Ağabegüm, yazar Kabaklı'nın halkla olan ilişkisine işaret ederek, şunları aktardı:
"Halkı çok severdi, konuşurdu. Çok yakınlığı vardı onlarla. Ölümünün 10. yılında bir televizyonda hocayla ilgili sorular soruluyordu ve ben konuşuyordum. O sırada canlı yayına biri bağlandı. Onu çok sevdiğini söyledi ve belki 20 yıl önce yazılan bir gazete kupürünü bulup, ondan bir bölüm okudu. Biz öğrenciler de fakülte yıllarında hep yazılarını kesip saklardık. Bu, halkın çok sevdiği bir yazar olması, korkusuzluğu, cesareti ve tarafsızlığıyla ilgili bir şey. Benim de çok ilgimi çeken, 'Sınırlar Ötesi' kitabında vardır o."
"Yazdıklarından, çizdiklerinden, yaptığı hizmetlerden dolayı hocamız oldu"

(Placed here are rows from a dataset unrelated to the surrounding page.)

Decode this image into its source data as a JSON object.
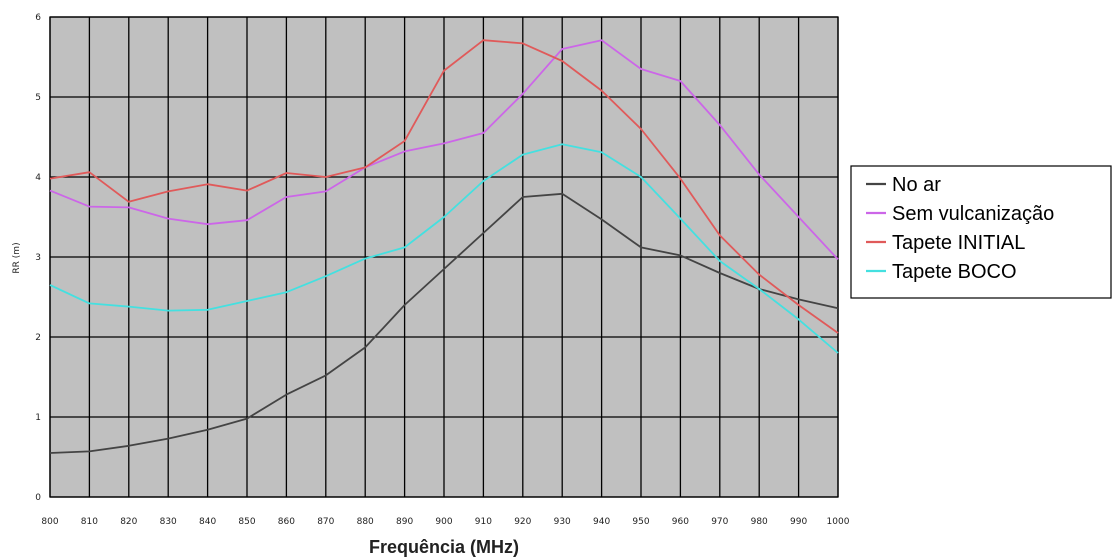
{
  "chart_data": {
    "type": "line",
    "xlabel": "Frequência (MHz)",
    "ylabel": "RR (m)",
    "xlim": [
      800,
      1000
    ],
    "ylim": [
      0,
      6
    ],
    "x_ticks": [
      "800",
      "810",
      "820",
      "830",
      "840",
      "850",
      "860",
      "870",
      "880",
      "890",
      "900",
      "910",
      "920",
      "930",
      "940",
      "950",
      "960",
      "970",
      "980",
      "990",
      "1000"
    ],
    "y_ticks": [
      "0",
      "1",
      "2",
      "3",
      "4",
      "5",
      "6"
    ],
    "grid": true,
    "legend_position": "right",
    "plot_background": "#c0c0c0",
    "grid_color": "#000000",
    "x": [
      800,
      810,
      820,
      830,
      840,
      850,
      860,
      870,
      880,
      890,
      900,
      910,
      920,
      930,
      940,
      950,
      960,
      970,
      980,
      990,
      1000
    ],
    "series": [
      {
        "name": "No ar",
        "color": "#444444",
        "values": [
          0.55,
          0.57,
          0.64,
          0.73,
          0.84,
          0.98,
          1.28,
          1.52,
          1.87,
          2.4,
          2.85,
          3.3,
          3.75,
          3.79,
          3.47,
          3.12,
          3.02,
          2.8,
          2.6,
          2.47,
          2.36
        ]
      },
      {
        "name": "Sem vulcanização",
        "color": "#cc66e8",
        "values": [
          3.83,
          3.63,
          3.62,
          3.48,
          3.41,
          3.46,
          3.75,
          3.82,
          4.12,
          4.32,
          4.42,
          4.55,
          5.04,
          5.6,
          5.71,
          5.35,
          5.2,
          4.65,
          4.03,
          3.5,
          2.97
        ]
      },
      {
        "name": "Tapete INITIAL",
        "color": "#e05a5a",
        "values": [
          3.98,
          4.06,
          3.69,
          3.82,
          3.91,
          3.83,
          4.05,
          4.0,
          4.12,
          4.45,
          5.33,
          5.71,
          5.67,
          5.45,
          5.08,
          4.6,
          3.98,
          3.27,
          2.78,
          2.4,
          2.05
        ]
      },
      {
        "name": "Tapete BOCO",
        "color": "#44e0e0",
        "values": [
          2.65,
          2.42,
          2.38,
          2.33,
          2.34,
          2.45,
          2.56,
          2.76,
          2.98,
          3.12,
          3.5,
          3.95,
          4.28,
          4.41,
          4.31,
          4.0,
          3.48,
          2.95,
          2.6,
          2.22,
          1.8
        ]
      }
    ]
  }
}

Cengizhan Orakçı ise henüz lise öğrencisiyken Kabaklı'nın köşe yazılarını okumak için Tercüman gazetesi aldığını söyleyerek, "Böylesine bütün bir milletin fertlerini kucaklayan, öğreticisi olan bir hocadan bahsediyoruz. Ahmet Kabaklı hocanın hepimizin üzerinde emeği var. Benim üzerimde de emeği var ki ben kendisini dünya gözüyle hiç görmedim. İstanbul'a gelip elini öpmek nasip olmadı ama yazdıklarından, çizdiklerinden, yaptığı hizmetlerden dolayı o bizim hocamız oldu." ifadesini kullandı.
Orakçı, "Böylesine büyük bir mütefekkirden, düşünce ve kültür adamından bahsediyoruz ama onunla ilgili kaç eser yazılmış, kaç çalışma yapılmış derseniz, çok vahim bir tablo var önümüzde. Başka bir yerde olsaydı, böyle insanlar üzerine doktora tezi ve pek çok çalışma yapılır, enstitüler, vakıflar kurulurdu. Gerçi Kabaklı hocamızın kurduğu Türk Edebiyatı Vakfı var ve hizmetlerine devam ediyor. Onun kurduğu Türk Edebiyatı Dergisi çıkmaya devam ediyor." şeklinde konuştu.
Günümüzde Ahmet Kabaklı gibi birine çok ihtiyaç olduğunu belirten Orakçı, onun yerini dolduran kimsenin olmadığını kaydetti.
Katılımcıların sorularının da yanıtlandığı toplantının sonunda, Ahmet Kabaklı'nın fotoğraflarının ve yazılarından bir bölümün yer aldığı sergi gezildi.